Abstrak
Tulisan ini membahas urgensi dan implikasi hukum dari pemisahan antara Pemilihan Umum (Pemilu) tingkat nasional dan lokal di Indonesia. Berangkat dari evaluasi Pemilu Serentak 2019 dan perkembangan konstitusional terbaru melalui Putusan Mahkamah Konstitusi Nomor 135/PUU-XXII/2024, artikel ini menelaah efektivitas sistem pemilu serentak, dasar normatif pemisahan, serta tantangan hukum yang muncul akibat perubahan desain elektoral. Hasil kajian menunjukkan bahwa sistem pemilu serentak belum mampu menjamin efektivitas, efisiensi, dan representasi demokratis secara optimal. Pemisahan pemilu menjadi pilihan rasional untuk memperkuat sistem presidensial, meningkatkan fokus pemilih, dan memperkuat otonomi daerah, meskipun masih memerlukan desain hukum transisi yang matang agar tidak menimbulkan kekosongan kekuasaan di tingkat lokal.

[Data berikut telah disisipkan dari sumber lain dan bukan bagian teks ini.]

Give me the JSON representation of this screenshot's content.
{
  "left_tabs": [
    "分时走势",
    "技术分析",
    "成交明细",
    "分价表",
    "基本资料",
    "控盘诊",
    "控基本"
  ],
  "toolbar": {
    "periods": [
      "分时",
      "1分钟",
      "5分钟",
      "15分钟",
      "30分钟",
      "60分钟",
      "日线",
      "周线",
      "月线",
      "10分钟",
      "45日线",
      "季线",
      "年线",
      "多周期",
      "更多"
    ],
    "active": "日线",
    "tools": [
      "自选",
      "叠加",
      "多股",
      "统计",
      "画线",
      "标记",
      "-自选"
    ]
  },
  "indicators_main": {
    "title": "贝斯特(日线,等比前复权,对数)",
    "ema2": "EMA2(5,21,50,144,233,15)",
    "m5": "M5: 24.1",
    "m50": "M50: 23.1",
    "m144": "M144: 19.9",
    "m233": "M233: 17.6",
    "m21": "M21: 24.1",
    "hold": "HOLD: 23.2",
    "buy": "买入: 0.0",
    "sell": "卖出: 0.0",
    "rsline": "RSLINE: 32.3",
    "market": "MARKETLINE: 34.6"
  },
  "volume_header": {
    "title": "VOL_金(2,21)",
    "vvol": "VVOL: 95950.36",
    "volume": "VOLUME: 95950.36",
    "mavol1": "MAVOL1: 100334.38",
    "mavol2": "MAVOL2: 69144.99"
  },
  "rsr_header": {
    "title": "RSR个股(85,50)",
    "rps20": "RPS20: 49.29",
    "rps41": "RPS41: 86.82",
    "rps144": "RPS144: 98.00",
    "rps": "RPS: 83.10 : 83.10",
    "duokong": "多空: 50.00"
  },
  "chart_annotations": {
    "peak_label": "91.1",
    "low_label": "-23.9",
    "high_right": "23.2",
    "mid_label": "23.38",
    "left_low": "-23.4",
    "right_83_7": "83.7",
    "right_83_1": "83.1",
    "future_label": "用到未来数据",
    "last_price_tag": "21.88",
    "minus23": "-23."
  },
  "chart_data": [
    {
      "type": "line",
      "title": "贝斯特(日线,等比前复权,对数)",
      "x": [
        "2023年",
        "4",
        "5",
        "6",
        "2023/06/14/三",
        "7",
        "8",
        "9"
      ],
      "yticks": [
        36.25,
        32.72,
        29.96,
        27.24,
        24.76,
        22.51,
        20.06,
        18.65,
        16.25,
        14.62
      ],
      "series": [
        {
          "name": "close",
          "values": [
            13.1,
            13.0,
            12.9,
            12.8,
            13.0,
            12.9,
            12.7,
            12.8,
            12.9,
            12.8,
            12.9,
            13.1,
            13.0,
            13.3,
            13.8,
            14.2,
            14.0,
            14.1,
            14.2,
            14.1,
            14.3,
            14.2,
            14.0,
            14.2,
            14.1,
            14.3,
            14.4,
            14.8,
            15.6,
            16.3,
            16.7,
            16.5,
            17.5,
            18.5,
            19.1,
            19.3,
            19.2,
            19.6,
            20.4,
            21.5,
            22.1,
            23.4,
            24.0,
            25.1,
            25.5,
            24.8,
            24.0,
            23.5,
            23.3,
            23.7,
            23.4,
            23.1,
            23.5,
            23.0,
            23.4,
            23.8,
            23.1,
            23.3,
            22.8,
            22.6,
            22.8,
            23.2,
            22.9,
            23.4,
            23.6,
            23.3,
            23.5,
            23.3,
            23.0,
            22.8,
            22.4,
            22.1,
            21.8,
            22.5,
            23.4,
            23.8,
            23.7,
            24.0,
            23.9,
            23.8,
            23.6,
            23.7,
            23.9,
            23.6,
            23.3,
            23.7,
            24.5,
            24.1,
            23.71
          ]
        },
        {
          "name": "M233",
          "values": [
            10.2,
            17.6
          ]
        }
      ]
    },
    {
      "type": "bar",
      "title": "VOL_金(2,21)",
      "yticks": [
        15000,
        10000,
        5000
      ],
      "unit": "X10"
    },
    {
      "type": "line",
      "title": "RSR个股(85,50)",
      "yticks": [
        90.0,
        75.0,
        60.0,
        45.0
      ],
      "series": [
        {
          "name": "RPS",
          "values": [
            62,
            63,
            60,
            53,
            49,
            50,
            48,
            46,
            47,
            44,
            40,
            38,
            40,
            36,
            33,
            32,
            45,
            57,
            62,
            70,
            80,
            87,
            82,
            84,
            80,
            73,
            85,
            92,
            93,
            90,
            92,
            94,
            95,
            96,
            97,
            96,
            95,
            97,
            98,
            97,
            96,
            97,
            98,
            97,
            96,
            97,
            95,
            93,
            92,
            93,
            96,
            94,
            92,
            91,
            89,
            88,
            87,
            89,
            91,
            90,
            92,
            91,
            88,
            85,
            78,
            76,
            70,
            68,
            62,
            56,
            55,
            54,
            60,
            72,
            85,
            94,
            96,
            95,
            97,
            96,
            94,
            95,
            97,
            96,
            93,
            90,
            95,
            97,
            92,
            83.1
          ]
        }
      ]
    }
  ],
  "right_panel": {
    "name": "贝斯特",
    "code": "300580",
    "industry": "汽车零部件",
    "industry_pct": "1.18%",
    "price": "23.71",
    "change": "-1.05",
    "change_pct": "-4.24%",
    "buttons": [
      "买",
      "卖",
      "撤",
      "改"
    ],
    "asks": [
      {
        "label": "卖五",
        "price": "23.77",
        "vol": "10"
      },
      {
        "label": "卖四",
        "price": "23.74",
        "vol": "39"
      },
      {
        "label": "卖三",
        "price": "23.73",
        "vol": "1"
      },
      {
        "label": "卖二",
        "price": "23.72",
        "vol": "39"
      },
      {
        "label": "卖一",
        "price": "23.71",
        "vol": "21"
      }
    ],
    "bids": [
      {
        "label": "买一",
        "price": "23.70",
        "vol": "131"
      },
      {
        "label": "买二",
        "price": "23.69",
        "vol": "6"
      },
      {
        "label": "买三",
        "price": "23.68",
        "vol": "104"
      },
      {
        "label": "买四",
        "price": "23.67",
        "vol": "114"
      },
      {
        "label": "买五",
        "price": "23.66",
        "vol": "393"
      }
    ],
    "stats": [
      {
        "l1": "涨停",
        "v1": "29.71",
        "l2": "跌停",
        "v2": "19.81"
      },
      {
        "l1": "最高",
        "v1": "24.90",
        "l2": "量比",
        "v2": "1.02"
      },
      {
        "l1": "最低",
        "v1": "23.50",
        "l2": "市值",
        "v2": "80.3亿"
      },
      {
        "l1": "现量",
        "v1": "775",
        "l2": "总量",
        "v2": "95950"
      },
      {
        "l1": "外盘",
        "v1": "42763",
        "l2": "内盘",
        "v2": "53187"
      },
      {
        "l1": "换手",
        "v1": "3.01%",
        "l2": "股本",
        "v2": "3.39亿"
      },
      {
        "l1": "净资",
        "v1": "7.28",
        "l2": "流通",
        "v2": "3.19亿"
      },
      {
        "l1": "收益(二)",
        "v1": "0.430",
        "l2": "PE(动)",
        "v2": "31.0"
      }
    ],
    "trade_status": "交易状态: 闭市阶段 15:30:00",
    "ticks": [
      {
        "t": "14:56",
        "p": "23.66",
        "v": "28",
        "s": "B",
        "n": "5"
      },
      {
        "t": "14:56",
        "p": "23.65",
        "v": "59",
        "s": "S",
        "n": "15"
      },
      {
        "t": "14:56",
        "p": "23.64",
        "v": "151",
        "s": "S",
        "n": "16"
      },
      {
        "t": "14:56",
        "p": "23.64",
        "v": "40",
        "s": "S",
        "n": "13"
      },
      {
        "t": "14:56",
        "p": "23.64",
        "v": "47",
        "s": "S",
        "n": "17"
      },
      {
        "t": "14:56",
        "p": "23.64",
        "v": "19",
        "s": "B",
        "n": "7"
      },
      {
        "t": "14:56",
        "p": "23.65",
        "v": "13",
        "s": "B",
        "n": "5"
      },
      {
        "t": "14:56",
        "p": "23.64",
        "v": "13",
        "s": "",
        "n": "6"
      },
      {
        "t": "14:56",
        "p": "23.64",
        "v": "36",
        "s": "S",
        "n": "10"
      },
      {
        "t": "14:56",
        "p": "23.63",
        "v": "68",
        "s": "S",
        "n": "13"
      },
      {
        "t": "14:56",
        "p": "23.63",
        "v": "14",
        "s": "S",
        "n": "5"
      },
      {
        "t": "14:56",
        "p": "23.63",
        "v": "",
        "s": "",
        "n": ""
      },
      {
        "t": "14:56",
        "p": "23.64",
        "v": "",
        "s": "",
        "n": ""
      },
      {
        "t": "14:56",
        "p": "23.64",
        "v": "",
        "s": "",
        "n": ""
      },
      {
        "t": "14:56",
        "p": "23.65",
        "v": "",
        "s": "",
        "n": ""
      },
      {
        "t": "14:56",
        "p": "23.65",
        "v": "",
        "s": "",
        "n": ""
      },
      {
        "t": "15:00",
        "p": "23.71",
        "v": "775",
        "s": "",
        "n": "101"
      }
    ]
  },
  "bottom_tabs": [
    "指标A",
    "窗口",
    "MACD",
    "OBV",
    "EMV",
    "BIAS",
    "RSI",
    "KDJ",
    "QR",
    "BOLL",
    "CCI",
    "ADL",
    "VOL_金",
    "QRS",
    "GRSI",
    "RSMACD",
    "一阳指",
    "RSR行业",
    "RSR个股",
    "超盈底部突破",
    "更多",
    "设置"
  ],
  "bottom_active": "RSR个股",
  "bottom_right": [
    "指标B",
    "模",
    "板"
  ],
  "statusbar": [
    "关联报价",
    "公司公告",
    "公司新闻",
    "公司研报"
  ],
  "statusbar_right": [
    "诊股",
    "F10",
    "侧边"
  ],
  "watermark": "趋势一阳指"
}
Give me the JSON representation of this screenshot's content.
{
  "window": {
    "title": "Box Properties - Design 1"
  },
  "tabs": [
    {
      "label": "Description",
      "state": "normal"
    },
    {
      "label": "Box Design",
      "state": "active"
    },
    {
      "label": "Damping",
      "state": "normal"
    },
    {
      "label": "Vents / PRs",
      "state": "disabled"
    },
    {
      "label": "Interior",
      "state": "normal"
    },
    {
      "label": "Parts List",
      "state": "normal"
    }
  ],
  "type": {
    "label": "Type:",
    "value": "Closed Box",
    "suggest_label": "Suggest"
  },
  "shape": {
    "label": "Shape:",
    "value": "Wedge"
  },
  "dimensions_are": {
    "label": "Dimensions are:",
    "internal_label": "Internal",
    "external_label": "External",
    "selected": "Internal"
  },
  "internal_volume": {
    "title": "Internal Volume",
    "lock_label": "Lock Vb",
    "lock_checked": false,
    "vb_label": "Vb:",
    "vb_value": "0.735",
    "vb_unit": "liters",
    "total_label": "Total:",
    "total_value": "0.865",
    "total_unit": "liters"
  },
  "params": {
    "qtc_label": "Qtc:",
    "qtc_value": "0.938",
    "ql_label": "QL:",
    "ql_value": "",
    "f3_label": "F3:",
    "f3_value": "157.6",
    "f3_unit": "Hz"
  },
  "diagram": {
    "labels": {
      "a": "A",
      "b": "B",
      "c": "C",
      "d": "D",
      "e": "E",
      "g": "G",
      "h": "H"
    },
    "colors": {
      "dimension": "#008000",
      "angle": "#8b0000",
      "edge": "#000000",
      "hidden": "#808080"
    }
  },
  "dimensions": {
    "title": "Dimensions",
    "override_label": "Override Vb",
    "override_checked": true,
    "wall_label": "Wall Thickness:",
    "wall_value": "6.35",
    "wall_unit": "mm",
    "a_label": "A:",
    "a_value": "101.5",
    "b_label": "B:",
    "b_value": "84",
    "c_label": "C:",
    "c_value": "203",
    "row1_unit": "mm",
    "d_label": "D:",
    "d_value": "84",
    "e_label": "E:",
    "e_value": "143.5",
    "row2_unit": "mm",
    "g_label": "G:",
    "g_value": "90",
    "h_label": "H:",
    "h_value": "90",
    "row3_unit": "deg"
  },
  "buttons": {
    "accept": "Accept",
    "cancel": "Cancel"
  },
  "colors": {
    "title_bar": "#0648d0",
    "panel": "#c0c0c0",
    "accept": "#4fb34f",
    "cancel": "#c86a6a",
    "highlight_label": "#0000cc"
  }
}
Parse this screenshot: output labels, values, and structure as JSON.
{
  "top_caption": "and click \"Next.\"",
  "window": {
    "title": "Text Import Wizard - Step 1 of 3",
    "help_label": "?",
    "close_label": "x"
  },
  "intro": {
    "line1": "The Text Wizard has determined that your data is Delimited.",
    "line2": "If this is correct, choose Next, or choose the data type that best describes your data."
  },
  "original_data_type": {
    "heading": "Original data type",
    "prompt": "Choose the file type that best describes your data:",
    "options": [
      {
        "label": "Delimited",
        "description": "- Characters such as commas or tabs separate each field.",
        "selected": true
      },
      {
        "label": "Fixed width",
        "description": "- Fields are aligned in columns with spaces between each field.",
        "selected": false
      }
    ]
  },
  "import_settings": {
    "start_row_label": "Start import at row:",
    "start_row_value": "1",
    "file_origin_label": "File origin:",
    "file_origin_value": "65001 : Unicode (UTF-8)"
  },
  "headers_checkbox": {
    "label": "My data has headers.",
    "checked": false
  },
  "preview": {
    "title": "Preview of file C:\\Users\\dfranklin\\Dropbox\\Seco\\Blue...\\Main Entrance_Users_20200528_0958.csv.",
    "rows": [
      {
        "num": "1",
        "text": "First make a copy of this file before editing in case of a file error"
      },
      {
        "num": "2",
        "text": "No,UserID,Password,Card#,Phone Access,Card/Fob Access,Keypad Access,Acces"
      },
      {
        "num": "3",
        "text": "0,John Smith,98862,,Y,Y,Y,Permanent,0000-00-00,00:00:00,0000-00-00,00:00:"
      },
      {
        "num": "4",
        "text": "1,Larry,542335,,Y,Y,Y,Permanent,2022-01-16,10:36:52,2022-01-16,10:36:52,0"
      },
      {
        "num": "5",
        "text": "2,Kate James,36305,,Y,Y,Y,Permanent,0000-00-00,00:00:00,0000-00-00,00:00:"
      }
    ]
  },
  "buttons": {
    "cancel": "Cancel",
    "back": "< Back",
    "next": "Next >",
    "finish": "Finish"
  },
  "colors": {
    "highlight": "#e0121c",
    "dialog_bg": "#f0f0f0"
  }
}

Kata Kunci: Pemilu Nasional, Pemilu Lokal, Putusan Mahkamah Konstitusi, Efektivitas Demokrasi, Sistem Presidensial.
Pendahuluan
Pelaksanaan Pemilu Serentak Tahun 2019 menandai perubahan besar dalam sistem demokrasi elektoral Indonesia pasca-putusan Mahkamah Konstitusi Nomor 14/PUU-XI/2013. Ide dasar keserentakan pemilu adalah untuk memperkuat sistem presidensial melalui efisiensi waktu dan biaya serta penyederhanaan sistem kepartaian. Namun, sebagaimana dikemukakan oleh Fathurrahman dkk. (2023), penerapan pemilu serentak justru menimbulkan berbagai persoalan, mulai dari kelelahan penyelenggara hingga inefisiensi administratif dan logistik. Dalam praktiknya, sistem tersebut gagal mencapai tujuan efektivitas dan kelancaran fungsi pemerintahan.
Sementara itu, Al Maida dkk. (2022) menegaskan bahwa sistem serentak 2019 memperlihatkan kegagalan dalam menegakkan prinsip efisiensi dan keadilan elektoral, dengan dampak paling nyata berupa beban kerja berat bagi penyelenggara dan rendahnya kualitas partisipasi politik. Berdasarkan kondisi tersebut, muncul gagasan untuk memisahkan kembali pemilu tingkat nasional dan lokal sebagai bentuk rekonstruksi sistem elektoral yang lebih adaptif dan manusiawi.
Putusan terbaru Mahkamah Konstitusi Nomor 135/PUU-XXII/2024 kemudian menjadi dasar hukum yang memerintahkan pemisahan Pemilu Nasional dan Pemilu Lokal mulai tahun 2029. Putusan ini menandai babak baru dalam sejarah ketatanegaraan Indonesia.
Dasar Normatif dan Konstitusional Pemisahan Pemilu
Pasal 22E UUD NRI 1945 menegaskan bahwa pemilu dilaksanakan secara langsung, umum, bebas, rahasia, jujur, dan adil setiap lima tahun sekali. Namun, norma tersebut tidak menentukan harusnya semua pemilihan dilakukan serentak dalam satu waktu. Oleh karena itu, Mahkamah Konstitusi dalam Putusan 135/PUU-XXII/2024 menafsirkan prinsip “keserentakan” secara lebih fleksibel bukan berarti semua pemilihan dalam satu hari, melainkan keserentakan dalam siklus politik nasional dan lokal yang saling melengkapi.
Dengan demikian, pemilu nasional mencakup pemilihan Presiden/Wakil Presiden, DPR, dan DPD, sedangkan pemilu lokal meliputi pemilihan kepala daerah (gubernur, bupati, wali kota) dan DPRD. Pemisahan ini bertujuan untuk memperkuat sistem presidensial di pusat dan memperdalam demokrasi lokal di daerah.